What remains unclear for now is coverage, installation terms, router fees, and whether these plans are already live for retail sign-ups in multiple areas or still limited to select zones. Until Airtel Kenya publishes the service on its official channels, that part remains blurry. But from what has now surfaced publicly, the company’s fibre era in Kenya has clearly begun.
Comparing Airtel’s speeds and costs above to Safaricom’s new speeds and costs, you see Safaricon’s recent changes give it an upper hand.

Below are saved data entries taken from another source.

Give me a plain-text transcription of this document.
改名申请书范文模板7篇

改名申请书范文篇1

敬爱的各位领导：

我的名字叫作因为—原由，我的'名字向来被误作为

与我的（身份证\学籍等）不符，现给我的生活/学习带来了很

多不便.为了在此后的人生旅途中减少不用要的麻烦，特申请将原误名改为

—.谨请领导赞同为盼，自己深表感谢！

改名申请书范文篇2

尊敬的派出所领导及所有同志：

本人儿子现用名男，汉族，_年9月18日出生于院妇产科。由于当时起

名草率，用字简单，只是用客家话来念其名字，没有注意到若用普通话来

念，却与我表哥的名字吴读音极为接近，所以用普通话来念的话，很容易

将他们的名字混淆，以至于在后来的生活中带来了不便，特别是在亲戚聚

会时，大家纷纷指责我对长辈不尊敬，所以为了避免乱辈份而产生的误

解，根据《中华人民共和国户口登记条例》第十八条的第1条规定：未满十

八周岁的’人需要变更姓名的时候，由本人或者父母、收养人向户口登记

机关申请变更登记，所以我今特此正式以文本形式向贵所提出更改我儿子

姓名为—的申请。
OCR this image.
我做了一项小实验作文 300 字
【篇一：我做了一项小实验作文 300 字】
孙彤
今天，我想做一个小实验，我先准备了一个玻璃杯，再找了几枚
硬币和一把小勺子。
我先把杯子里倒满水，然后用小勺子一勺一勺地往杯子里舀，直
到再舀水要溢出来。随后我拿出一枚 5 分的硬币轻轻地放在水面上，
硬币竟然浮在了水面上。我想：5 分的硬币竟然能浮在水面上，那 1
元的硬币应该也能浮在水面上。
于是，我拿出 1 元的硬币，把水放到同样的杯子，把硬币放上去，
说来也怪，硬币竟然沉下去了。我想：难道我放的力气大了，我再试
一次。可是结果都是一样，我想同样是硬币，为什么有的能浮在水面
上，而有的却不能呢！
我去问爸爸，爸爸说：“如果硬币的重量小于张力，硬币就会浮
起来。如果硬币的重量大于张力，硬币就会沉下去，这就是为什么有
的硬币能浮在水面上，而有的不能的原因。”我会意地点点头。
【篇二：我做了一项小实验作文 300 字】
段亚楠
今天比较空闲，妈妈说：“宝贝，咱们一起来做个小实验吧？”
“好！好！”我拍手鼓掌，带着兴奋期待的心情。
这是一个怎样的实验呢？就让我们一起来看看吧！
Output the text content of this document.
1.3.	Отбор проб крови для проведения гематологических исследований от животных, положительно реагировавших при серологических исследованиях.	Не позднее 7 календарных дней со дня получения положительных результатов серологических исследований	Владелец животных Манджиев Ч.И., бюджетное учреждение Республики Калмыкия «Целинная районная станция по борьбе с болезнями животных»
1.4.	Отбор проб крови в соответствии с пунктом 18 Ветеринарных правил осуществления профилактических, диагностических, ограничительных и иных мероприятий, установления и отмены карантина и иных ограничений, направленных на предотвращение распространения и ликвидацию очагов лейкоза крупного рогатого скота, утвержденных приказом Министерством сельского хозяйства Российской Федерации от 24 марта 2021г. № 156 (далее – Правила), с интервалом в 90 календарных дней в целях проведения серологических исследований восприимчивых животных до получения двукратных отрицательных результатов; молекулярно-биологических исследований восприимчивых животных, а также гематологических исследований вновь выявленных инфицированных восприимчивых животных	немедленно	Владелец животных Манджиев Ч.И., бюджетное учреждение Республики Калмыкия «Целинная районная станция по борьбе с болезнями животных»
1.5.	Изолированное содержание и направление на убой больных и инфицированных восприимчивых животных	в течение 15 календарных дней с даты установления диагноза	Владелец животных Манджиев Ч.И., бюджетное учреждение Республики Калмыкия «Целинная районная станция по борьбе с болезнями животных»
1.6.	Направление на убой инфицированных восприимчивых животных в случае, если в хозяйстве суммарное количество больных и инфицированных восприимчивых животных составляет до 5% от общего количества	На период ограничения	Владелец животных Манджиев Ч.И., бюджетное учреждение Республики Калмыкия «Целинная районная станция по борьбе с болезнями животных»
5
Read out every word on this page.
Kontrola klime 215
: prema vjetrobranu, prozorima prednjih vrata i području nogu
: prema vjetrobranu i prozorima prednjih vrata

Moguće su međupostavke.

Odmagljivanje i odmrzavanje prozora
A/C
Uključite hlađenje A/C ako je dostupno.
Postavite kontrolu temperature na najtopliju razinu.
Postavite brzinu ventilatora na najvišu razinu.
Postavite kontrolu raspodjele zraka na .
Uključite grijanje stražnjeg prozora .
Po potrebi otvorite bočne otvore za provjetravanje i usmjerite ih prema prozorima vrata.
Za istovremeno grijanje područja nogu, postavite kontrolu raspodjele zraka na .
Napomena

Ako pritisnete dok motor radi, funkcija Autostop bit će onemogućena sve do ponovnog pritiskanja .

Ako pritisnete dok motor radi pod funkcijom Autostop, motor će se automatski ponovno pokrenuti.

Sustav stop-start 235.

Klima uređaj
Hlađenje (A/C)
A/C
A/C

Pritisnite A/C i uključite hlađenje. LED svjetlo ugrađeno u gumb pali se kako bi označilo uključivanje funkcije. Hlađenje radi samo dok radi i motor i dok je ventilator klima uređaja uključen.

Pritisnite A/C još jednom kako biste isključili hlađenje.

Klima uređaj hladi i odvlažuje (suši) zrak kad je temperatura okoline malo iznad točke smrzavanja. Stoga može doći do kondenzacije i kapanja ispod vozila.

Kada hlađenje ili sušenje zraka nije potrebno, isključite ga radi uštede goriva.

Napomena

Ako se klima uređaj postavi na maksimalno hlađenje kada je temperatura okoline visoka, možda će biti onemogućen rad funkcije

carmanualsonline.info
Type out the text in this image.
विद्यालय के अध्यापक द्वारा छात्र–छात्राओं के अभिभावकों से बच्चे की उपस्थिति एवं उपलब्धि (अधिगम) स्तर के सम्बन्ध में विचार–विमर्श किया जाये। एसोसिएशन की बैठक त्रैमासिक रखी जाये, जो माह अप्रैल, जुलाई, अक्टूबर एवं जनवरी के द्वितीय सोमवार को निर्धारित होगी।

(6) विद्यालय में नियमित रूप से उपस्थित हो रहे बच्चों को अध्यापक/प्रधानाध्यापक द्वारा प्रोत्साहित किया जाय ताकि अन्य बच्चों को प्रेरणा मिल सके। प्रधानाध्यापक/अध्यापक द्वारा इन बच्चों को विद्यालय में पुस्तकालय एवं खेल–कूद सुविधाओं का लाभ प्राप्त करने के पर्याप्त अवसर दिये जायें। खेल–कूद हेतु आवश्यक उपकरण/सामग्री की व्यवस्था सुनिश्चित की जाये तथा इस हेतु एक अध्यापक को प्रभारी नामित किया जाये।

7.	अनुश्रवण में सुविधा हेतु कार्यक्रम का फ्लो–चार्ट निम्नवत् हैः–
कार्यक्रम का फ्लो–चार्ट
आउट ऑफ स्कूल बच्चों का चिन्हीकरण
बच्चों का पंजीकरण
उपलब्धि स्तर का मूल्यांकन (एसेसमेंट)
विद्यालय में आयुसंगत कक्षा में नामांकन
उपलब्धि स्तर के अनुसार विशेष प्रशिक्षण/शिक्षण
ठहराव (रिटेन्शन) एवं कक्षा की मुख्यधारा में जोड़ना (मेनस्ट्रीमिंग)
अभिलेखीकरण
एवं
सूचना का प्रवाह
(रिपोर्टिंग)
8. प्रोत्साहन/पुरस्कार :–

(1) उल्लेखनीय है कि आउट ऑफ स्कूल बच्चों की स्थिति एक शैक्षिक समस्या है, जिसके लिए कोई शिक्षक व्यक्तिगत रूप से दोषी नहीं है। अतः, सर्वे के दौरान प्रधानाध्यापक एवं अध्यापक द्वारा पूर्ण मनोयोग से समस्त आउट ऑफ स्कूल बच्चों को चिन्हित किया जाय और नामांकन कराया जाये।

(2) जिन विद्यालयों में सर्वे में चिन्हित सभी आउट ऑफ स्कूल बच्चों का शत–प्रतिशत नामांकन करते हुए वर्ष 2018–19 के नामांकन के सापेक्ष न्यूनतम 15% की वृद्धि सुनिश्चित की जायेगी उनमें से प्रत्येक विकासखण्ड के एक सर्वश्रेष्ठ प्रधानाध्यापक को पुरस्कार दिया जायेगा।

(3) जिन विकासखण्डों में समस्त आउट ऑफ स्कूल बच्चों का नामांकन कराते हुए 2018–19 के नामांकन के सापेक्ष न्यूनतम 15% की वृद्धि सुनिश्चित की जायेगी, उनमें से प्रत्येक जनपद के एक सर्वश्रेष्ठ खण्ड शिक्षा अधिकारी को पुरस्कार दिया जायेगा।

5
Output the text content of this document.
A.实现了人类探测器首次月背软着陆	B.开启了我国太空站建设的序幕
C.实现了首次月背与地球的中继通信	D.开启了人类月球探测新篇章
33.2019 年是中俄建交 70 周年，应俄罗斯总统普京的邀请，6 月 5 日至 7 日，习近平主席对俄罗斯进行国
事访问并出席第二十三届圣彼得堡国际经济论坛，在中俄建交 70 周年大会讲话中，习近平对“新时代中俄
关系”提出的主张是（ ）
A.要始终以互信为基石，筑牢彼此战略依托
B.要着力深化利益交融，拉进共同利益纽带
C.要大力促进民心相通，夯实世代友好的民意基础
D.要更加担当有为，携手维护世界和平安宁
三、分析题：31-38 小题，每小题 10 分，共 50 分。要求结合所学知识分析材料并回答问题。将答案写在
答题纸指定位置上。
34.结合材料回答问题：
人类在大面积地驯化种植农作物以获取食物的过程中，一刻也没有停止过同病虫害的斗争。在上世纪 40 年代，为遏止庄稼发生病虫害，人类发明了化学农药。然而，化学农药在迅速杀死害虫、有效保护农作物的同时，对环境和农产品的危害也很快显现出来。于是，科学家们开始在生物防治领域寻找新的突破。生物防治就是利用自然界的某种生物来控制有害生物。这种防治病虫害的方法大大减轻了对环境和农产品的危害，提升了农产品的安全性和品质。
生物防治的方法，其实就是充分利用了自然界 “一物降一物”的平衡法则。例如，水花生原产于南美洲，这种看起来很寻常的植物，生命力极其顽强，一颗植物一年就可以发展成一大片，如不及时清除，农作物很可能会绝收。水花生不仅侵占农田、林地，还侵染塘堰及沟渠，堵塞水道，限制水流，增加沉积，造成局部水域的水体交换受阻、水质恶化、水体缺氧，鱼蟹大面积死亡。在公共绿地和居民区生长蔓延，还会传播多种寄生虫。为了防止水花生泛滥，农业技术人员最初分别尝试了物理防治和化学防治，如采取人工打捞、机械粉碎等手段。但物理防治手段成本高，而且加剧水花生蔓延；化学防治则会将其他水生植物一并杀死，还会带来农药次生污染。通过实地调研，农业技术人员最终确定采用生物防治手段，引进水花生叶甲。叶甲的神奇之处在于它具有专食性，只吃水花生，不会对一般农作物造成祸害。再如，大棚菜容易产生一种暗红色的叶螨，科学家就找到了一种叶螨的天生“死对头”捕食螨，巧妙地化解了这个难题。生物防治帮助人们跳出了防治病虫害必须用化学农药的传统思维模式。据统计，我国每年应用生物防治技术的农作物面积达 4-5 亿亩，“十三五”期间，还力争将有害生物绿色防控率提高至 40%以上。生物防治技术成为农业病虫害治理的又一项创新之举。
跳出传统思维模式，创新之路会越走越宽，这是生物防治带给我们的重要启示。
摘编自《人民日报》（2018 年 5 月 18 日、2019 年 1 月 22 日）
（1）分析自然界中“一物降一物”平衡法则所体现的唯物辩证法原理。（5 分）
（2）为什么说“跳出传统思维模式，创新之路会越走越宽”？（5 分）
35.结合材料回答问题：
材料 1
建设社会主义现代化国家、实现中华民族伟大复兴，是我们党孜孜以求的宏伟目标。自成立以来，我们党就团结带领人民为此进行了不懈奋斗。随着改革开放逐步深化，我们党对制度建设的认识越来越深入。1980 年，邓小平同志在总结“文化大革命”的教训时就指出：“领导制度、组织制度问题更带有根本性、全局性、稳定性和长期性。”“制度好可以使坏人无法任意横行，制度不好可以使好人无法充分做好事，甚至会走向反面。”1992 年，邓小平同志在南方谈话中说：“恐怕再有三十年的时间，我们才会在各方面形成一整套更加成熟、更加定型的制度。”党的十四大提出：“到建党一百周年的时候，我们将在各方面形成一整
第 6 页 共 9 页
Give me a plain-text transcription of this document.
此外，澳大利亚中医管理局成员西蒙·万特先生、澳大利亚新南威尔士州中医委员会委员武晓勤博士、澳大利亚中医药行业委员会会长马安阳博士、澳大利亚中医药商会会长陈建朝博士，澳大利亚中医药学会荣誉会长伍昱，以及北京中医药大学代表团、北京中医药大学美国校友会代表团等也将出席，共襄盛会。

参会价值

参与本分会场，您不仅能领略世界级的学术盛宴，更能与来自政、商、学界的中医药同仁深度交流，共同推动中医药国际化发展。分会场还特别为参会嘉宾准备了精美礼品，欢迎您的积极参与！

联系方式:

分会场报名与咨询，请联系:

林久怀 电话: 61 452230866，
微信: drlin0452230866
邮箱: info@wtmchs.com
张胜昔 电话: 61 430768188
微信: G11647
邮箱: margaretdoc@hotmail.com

Kenya Home Fibre · April 2026
Airtel XStream Fibre vs.
Safaricom Home Fibre
Speed-for-shilling comparison across all available plans
| Tier | Airtel Speed | Airtel Price | Safaricom Speed | Safaricom Price | Value Edge |
|---|---|---|---|---|---|
| Entry | 15 Mbps | KES 1,999 ~133/Mbps | 40 Mbps | KES 2,250 ~56/Mbps | ✓ Safaricom |
| Mid-Low | 30 Mbps | KES 2,999 ~100/Mbps | 40 Mbps | KES 2,250 ~56/Mbps | ✓ Safaricom |
| Mid ★ | 60 Mbps | KES 3,999 ~67/Mbps | 60 Mbps | KES 3,075 ~51/Mbps | ✓ Safaricom |
| High | 100 Mbps | KES 4,999 ~50/Mbps | 150 Mbps | KES 4,725 ~32/Mbps | ✓ Safaricom |
| Premium | — | — | 500 Mbps | KES 9,375 ~19/Mbps | ✓ Safaricom |
| Gigabit | — | — | 1,000 Mbps | KES 20,000 ~20/Mbps | ✓ Safaricom |
Prices include current 2026 VAT adjustments where applicable.